Another way of raising AJOT’s profile is by asking AJOT authors to refrain from emphasizing the occupational therapy profession and its role in their manuscripts. In doing so, the articles, and occupational therapy, are more likely to be of interest to researchers and practitioners in other professions. The fact of being published in an occupational therapy journal advertises the relevance of an article’s topic to occupational therapy, so authors should focus on the topic’s relevance to occupational engagement. For example, a manuscript about the efficacy of sleep hygiene for obtaining quality sleep should talk only about sleep hygiene and not why occupational therapy practitioners should be involved in teaching sleep hygiene habits.
Two exceptions to this general rule are made. The first is that the section “Implications for Occupational Therapy Practice” will continue to appear at the end of each research article. This section allows authors to specifically link the topic of the manuscript to the occupational therapy profession. The second exception occurs for manuscripts whose topic is the profession of occupational therapy itself, describing the behavior, knowledge, or skills of occupational therapy practitioners or occupational therapy pedagogy. AJOT reviewers are being educated about this mandate so that they do not ask authors to tie the article directly to the occupational therapy profession in the body of the manuscript.
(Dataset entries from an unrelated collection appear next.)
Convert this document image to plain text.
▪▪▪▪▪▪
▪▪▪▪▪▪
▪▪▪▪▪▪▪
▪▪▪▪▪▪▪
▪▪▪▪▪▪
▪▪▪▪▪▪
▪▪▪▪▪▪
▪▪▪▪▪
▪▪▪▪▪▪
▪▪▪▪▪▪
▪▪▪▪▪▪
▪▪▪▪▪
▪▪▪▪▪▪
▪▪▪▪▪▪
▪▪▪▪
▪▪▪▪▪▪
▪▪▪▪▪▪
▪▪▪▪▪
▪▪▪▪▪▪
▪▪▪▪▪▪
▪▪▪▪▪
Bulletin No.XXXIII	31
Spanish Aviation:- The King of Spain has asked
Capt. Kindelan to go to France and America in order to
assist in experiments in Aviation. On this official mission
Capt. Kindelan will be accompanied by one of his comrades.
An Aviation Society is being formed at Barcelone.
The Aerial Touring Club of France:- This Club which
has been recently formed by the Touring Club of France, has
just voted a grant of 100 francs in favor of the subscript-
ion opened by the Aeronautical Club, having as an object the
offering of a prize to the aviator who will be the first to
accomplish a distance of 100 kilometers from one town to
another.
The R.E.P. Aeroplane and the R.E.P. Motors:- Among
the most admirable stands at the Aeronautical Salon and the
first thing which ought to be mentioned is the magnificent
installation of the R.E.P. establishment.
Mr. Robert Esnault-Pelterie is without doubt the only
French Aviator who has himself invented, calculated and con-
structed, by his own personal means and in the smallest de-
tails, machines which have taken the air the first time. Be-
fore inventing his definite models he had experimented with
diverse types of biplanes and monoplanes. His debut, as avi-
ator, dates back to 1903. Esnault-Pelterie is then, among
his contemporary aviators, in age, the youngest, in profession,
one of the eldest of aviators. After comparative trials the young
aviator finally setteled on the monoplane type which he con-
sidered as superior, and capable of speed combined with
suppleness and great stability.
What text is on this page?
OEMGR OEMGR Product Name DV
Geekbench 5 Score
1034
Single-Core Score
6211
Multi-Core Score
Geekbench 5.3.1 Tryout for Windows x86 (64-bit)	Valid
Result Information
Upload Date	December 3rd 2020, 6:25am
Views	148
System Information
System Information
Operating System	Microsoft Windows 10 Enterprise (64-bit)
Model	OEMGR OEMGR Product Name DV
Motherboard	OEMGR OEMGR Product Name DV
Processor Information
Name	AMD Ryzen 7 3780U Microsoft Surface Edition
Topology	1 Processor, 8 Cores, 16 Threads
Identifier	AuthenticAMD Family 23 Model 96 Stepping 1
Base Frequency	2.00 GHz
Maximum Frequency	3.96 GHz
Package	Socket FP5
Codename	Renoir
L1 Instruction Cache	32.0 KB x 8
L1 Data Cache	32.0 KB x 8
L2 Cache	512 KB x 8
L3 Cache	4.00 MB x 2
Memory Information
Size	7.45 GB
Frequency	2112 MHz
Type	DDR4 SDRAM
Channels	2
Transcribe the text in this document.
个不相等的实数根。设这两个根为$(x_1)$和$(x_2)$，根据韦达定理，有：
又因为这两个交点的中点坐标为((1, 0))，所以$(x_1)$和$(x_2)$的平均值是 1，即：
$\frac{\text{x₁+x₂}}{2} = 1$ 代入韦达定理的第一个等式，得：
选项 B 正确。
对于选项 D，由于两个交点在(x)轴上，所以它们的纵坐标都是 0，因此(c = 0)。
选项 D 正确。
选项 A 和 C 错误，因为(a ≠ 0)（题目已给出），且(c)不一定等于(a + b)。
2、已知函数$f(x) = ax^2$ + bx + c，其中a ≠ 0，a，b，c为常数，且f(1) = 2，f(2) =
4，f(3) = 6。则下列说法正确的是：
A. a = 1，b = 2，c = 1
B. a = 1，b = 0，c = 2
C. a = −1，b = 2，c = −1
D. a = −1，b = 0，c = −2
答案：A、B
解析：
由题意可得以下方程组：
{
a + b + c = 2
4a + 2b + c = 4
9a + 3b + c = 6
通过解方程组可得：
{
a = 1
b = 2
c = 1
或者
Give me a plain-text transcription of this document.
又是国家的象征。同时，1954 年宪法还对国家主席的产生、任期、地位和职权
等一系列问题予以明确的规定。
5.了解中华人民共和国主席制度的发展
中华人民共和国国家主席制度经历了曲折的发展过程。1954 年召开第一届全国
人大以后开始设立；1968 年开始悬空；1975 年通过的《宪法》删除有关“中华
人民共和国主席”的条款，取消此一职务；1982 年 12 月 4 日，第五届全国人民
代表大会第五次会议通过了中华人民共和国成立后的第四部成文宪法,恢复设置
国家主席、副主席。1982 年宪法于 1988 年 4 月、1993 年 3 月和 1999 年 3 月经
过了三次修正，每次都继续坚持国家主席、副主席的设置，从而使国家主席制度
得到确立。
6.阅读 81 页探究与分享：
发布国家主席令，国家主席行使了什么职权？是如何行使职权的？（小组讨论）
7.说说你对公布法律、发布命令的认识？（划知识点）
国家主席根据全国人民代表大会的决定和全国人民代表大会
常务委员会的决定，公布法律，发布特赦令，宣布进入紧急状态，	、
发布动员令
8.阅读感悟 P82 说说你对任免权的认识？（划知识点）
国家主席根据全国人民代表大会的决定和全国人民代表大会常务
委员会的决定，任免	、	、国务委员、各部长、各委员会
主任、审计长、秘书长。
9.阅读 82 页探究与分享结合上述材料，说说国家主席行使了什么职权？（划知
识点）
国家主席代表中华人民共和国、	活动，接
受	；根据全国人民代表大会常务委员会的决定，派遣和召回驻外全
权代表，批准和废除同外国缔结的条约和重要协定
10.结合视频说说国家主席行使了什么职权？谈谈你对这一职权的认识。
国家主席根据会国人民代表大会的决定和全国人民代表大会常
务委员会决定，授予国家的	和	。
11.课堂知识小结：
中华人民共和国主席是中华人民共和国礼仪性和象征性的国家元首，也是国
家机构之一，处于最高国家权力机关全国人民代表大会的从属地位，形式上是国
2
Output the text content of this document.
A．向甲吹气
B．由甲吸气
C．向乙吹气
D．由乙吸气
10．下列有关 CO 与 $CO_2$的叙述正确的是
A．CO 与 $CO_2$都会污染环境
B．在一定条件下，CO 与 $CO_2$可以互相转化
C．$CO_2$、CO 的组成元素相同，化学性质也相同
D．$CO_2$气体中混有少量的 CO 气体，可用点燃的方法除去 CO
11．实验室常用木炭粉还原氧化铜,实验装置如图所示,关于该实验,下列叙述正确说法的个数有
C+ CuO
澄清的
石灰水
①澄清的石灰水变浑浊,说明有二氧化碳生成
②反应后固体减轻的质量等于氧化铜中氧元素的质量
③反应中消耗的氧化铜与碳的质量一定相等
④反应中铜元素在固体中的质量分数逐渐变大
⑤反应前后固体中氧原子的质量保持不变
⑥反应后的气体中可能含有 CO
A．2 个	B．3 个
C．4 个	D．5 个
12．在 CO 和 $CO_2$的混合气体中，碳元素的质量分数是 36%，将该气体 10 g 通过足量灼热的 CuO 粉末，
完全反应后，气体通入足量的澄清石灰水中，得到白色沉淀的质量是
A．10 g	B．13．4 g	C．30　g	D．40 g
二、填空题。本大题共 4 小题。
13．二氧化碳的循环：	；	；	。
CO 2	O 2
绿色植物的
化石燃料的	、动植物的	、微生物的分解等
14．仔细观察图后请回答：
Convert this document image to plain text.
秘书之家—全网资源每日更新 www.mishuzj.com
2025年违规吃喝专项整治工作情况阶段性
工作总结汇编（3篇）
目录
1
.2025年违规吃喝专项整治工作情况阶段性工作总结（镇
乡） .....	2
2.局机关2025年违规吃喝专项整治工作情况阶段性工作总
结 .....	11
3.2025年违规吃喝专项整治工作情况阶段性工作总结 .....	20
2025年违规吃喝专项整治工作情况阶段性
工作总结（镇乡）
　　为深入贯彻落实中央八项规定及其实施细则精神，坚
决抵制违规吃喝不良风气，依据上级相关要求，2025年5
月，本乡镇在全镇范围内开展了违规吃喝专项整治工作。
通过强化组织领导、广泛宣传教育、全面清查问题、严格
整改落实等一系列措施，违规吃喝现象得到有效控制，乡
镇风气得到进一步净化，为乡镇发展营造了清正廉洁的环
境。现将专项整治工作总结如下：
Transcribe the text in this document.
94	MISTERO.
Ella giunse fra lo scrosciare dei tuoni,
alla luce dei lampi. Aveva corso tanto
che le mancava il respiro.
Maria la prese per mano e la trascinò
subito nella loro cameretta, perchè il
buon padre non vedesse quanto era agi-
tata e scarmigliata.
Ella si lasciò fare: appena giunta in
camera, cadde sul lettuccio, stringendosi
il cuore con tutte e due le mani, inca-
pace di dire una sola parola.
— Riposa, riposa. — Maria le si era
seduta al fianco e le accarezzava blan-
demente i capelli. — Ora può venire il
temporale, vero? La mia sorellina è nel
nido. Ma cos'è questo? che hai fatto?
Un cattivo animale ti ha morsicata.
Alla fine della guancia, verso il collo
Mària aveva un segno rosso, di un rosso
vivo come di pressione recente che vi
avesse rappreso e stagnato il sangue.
Other steps rounding out the effort to raise AJOT’s profile include encouraging researchers in other disciplines of relevance to occupational therapy to submit to AJOT. In addition, AJOT will continue to publish special issues on critical topics in occupational therapy and in collaboration with AOTA’s Evidence-Based Practice Project.
An important opportunity for the journal is the occupational therapy profession’s centennial in 2017. AJOT needs to reflect this important occasion for the profession; therefore, the AJOT Editorial Board will be planning AJOT’s contributions to the celebration. Members of the profession and others with interesting ideas are welcome to submit their ideas to AJOT’s editor-in-chief at firstname.lastname@example.org.
Changes to the AJOT Editorial Board in the past year included Susan Murphy, MJ Mulcahey, and Ashwini Rao stepping down as Associate Editors and the addition of Stephen Page, Lisa Daunhauer, and Tracey Jirikowic in those roles. AOTA staff and I extend our thanks to all the associate editors for the hours of dedicated service they have devoted to AJOT. We also thank the reviewers who have taken the time to provide their valuable feedback to authors submitting manuscripts to AJOT.